“Down Syndrome is not this terrible and frightening thing that people would have us believe”, explained Renate Lindeman, spokeswoman for the Dutch parents’ group, Downpride, and the mother of two children with Down Syndrome.
“When I heard the words, ‘Down Syndrome’ on giving birth to my first baby, eleven years ago, my world crumbled. Visions of children sitting passively in a corner, watching life go by without them, kept me awake in the early nights of motherhood”, she explained. “It wasn’t long before I realised that these ideas were based on negative, out of date information that had has nothing to do with the reality of living with Down Syndrome”.
“My daughter, April, is active and enterprising, passionate about anything with four legs and although she doesn’t talk much, she’s an expert in communication,” explains Renate Lindeman who reminds us that “most people with Down Syndrome have an incredible joy of life, which makes them excellent company”.
She mentions the “numerous testimonies describing the ability of people with Down Syndrome to bring a touch of simplicity and an open mind to communities” as evidenced in a study which described most people with Down Syndrome as “happy and radiant”.

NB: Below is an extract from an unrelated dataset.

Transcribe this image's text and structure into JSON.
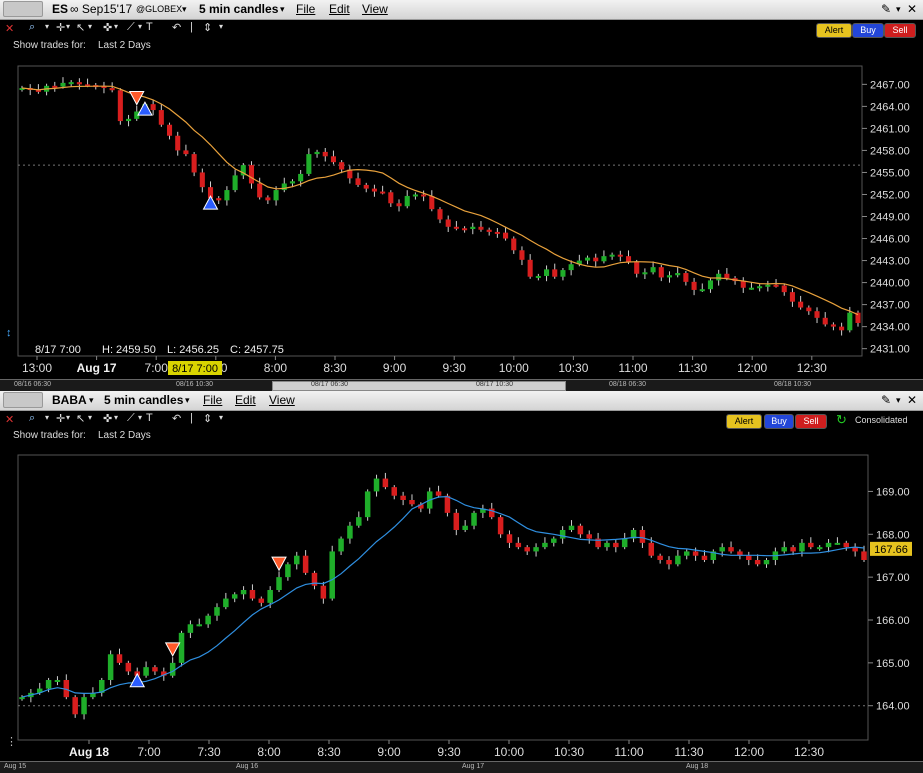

Renate Lindeman denounces “selective abortion, which is still encouraged and which stigmatises people with Down Syndrome”, as though the latter “were simply mistakes that could easily be erased – the superfluous and suppressible carriers of obvious human suffering and financial burden”. “It is disgraceful to watch governments and medical professionals across the world perpetuating these prejudices by promoting selection”, she said.

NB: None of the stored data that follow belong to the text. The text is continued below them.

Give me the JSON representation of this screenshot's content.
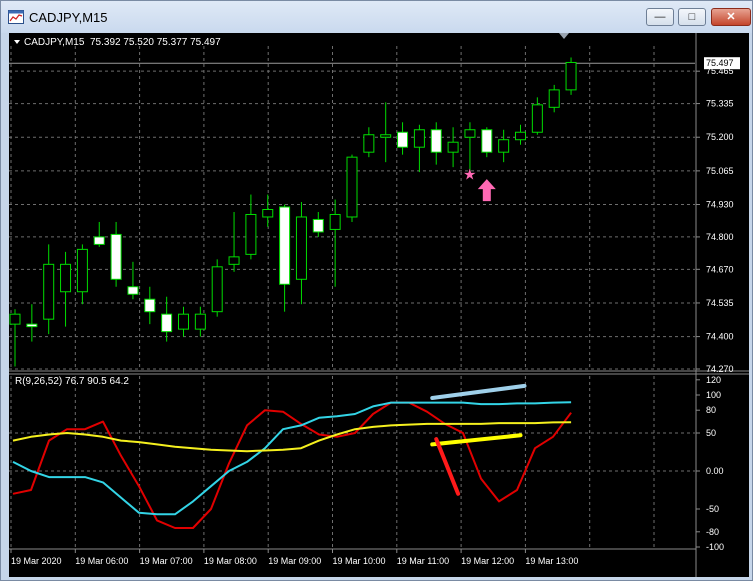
{
  "window": {
    "title": "CADJPY,M15",
    "minimize_glyph": "—",
    "maximize_glyph": "□",
    "close_glyph": "✕"
  },
  "colors": {
    "background": "#000000",
    "grid": "#6e6e6e",
    "candle_outline": "#00dd00",
    "bull_body": "#000000",
    "bear_body": "#ffffff",
    "text": "#ffffff",
    "current_price_box": "#ffffff",
    "star": "#ff69b4",
    "arrow": "#ff69b4",
    "series_red": "#e00000",
    "series_cyan": "#33d4e6",
    "series_yellow": "#f5f01e",
    "drawn_lightblue": "#9fd0ea",
    "drawn_red": "#ff1a1a",
    "drawn_yellow": "#ffff00"
  },
  "main_panel": {
    "header_symbol": "CADJPY,M15",
    "ohlc": "75.392 75.520 75.377 75.497",
    "current_price": "75.497",
    "price_ticks": [
      "75.465",
      "75.335",
      "75.200",
      "75.065",
      "74.930",
      "74.800",
      "74.670",
      "74.535",
      "74.400",
      "74.270"
    ],
    "price_min": 74.27,
    "price_max": 75.55
  },
  "indicator_panel": {
    "header": "R(9,26,52) 76.7 90.5 64.2",
    "ticks": [
      "120",
      "100",
      "80",
      "50",
      "0.00",
      "-50",
      "-80",
      "-100"
    ],
    "vmin": -100,
    "vmax": 125
  },
  "time_axis": {
    "labels": [
      "19 Mar 2020",
      "19 Mar 06:00",
      "19 Mar 07:00",
      "19 Mar 08:00",
      "19 Mar 09:00",
      "19 Mar 10:00",
      "19 Mar 11:00",
      "19 Mar 12:00",
      "19 Mar 13:00"
    ]
  },
  "candles": [
    {
      "o": 74.45,
      "h": 74.51,
      "l": 74.28,
      "c": 74.49
    },
    {
      "o": 74.45,
      "h": 74.53,
      "l": 74.38,
      "c": 74.44
    },
    {
      "o": 74.47,
      "h": 74.77,
      "l": 74.41,
      "c": 74.69
    },
    {
      "o": 74.58,
      "h": 74.74,
      "l": 74.44,
      "c": 74.69
    },
    {
      "o": 74.58,
      "h": 74.77,
      "l": 74.53,
      "c": 74.75
    },
    {
      "o": 74.8,
      "h": 74.86,
      "l": 74.76,
      "c": 74.77
    },
    {
      "o": 74.81,
      "h": 74.86,
      "l": 74.6,
      "c": 74.63
    },
    {
      "o": 74.6,
      "h": 74.7,
      "l": 74.55,
      "c": 74.57
    },
    {
      "o": 74.55,
      "h": 74.6,
      "l": 74.45,
      "c": 74.5
    },
    {
      "o": 74.49,
      "h": 74.56,
      "l": 74.38,
      "c": 74.42
    },
    {
      "o": 74.43,
      "h": 74.52,
      "l": 74.4,
      "c": 74.49
    },
    {
      "o": 74.43,
      "h": 74.52,
      "l": 74.4,
      "c": 74.49
    },
    {
      "o": 74.5,
      "h": 74.71,
      "l": 74.48,
      "c": 74.68
    },
    {
      "o": 74.69,
      "h": 74.9,
      "l": 74.66,
      "c": 74.72
    },
    {
      "o": 74.73,
      "h": 74.97,
      "l": 74.71,
      "c": 74.89
    },
    {
      "o": 74.88,
      "h": 74.97,
      "l": 74.84,
      "c": 74.91
    },
    {
      "o": 74.92,
      "h": 74.93,
      "l": 74.5,
      "c": 74.61
    },
    {
      "o": 74.63,
      "h": 74.94,
      "l": 74.53,
      "c": 74.88
    },
    {
      "o": 74.87,
      "h": 74.9,
      "l": 74.8,
      "c": 74.82
    },
    {
      "o": 74.83,
      "h": 74.95,
      "l": 74.6,
      "c": 74.89
    },
    {
      "o": 74.88,
      "h": 75.13,
      "l": 74.86,
      "c": 75.12
    },
    {
      "o": 75.14,
      "h": 75.24,
      "l": 75.12,
      "c": 75.21
    },
    {
      "o": 75.2,
      "h": 75.34,
      "l": 75.1,
      "c": 75.21
    },
    {
      "o": 75.22,
      "h": 75.26,
      "l": 75.13,
      "c": 75.16
    },
    {
      "o": 75.16,
      "h": 75.25,
      "l": 75.06,
      "c": 75.23
    },
    {
      "o": 75.23,
      "h": 75.26,
      "l": 75.09,
      "c": 75.14
    },
    {
      "o": 75.14,
      "h": 75.24,
      "l": 75.08,
      "c": 75.18
    },
    {
      "o": 75.2,
      "h": 75.26,
      "l": 75.06,
      "c": 75.23
    },
    {
      "o": 75.23,
      "h": 75.24,
      "l": 75.12,
      "c": 75.14
    },
    {
      "o": 75.14,
      "h": 75.23,
      "l": 75.1,
      "c": 75.19
    },
    {
      "o": 75.19,
      "h": 75.25,
      "l": 75.17,
      "c": 75.22
    },
    {
      "o": 75.22,
      "h": 75.36,
      "l": 75.21,
      "c": 75.33
    },
    {
      "o": 75.32,
      "h": 75.41,
      "l": 75.3,
      "c": 75.39
    },
    {
      "o": 75.39,
      "h": 75.52,
      "l": 75.37,
      "c": 75.5
    }
  ],
  "chart_data": {
    "type": "line",
    "series": [
      {
        "values": [
          -30,
          -25,
          40,
          55,
          55,
          65,
          20,
          -20,
          -65,
          -75,
          -75,
          -50,
          10,
          60,
          80,
          78,
          62,
          48,
          45,
          50,
          75,
          90,
          90,
          78,
          62,
          50,
          -10,
          -40,
          -25,
          30,
          45,
          76.7
        ]
      },
      {
        "values": [
          12,
          0,
          -8,
          -8,
          -8,
          -15,
          -35,
          -55,
          -57,
          -57,
          -40,
          -20,
          0,
          12,
          30,
          55,
          60,
          70,
          72,
          75,
          85,
          90,
          90,
          90,
          90,
          90,
          88,
          88,
          89,
          89,
          90,
          90.5
        ]
      },
      {
        "values": [
          40,
          45,
          48,
          50,
          48,
          45,
          40,
          38,
          35,
          32,
          30,
          28,
          27,
          26,
          27,
          28,
          30,
          40,
          48,
          55,
          58,
          60,
          61,
          62,
          62,
          62,
          62,
          63,
          63,
          63,
          64,
          64.2
        ]
      }
    ]
  },
  "annotations": {
    "star_glyph": "★",
    "arrow_glyph": "↑"
  }
}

“In the United States and elsewhere, prenatal diagnosis (PND) is an intrinsic part of health programmes and the outcome is the virtual elimination of children affected by Down Syndrome”, explains Renate Lindeman. “Although it is never said explicitly, the underlying message is that Down Syndrome is worthless at this point and we should not want it for our children or our society”.
Downpride’s spokesperson is alarmed at the circulation of non-invasive prenatal screening (NIPS), which can detect Down Syndrome in a single drop of blood right at the beginning of pregnancy. “Some British studies have shown that the introduction of NIPS has contributed to an increase in the practice of prenatal diagnosis and that since this circulation, the abortion rate with regard to children affected by Down Syndrome has reached an average of 92% across Europe”.
“Down Syndrome does not cause human suffering. The real danger lies in the voices of those who claim that our children should be examined before we can decide who deserves to live. Women are not incubators for socially preferable descendants,” declares Renate Lindeman.
Downpride is calling on the United Nations Human Rights Committee to rule out the routine screening for Down Syndrome in public health programmes and to regulate the introduction of NIPS. The latter “should be used to promote human health and well-being and not to discriminate against people based on their genetic predisposition”. We should not “allow our governments to compile health programmes that culminate in the systematic elimination of a group of people who are happy with their lot”.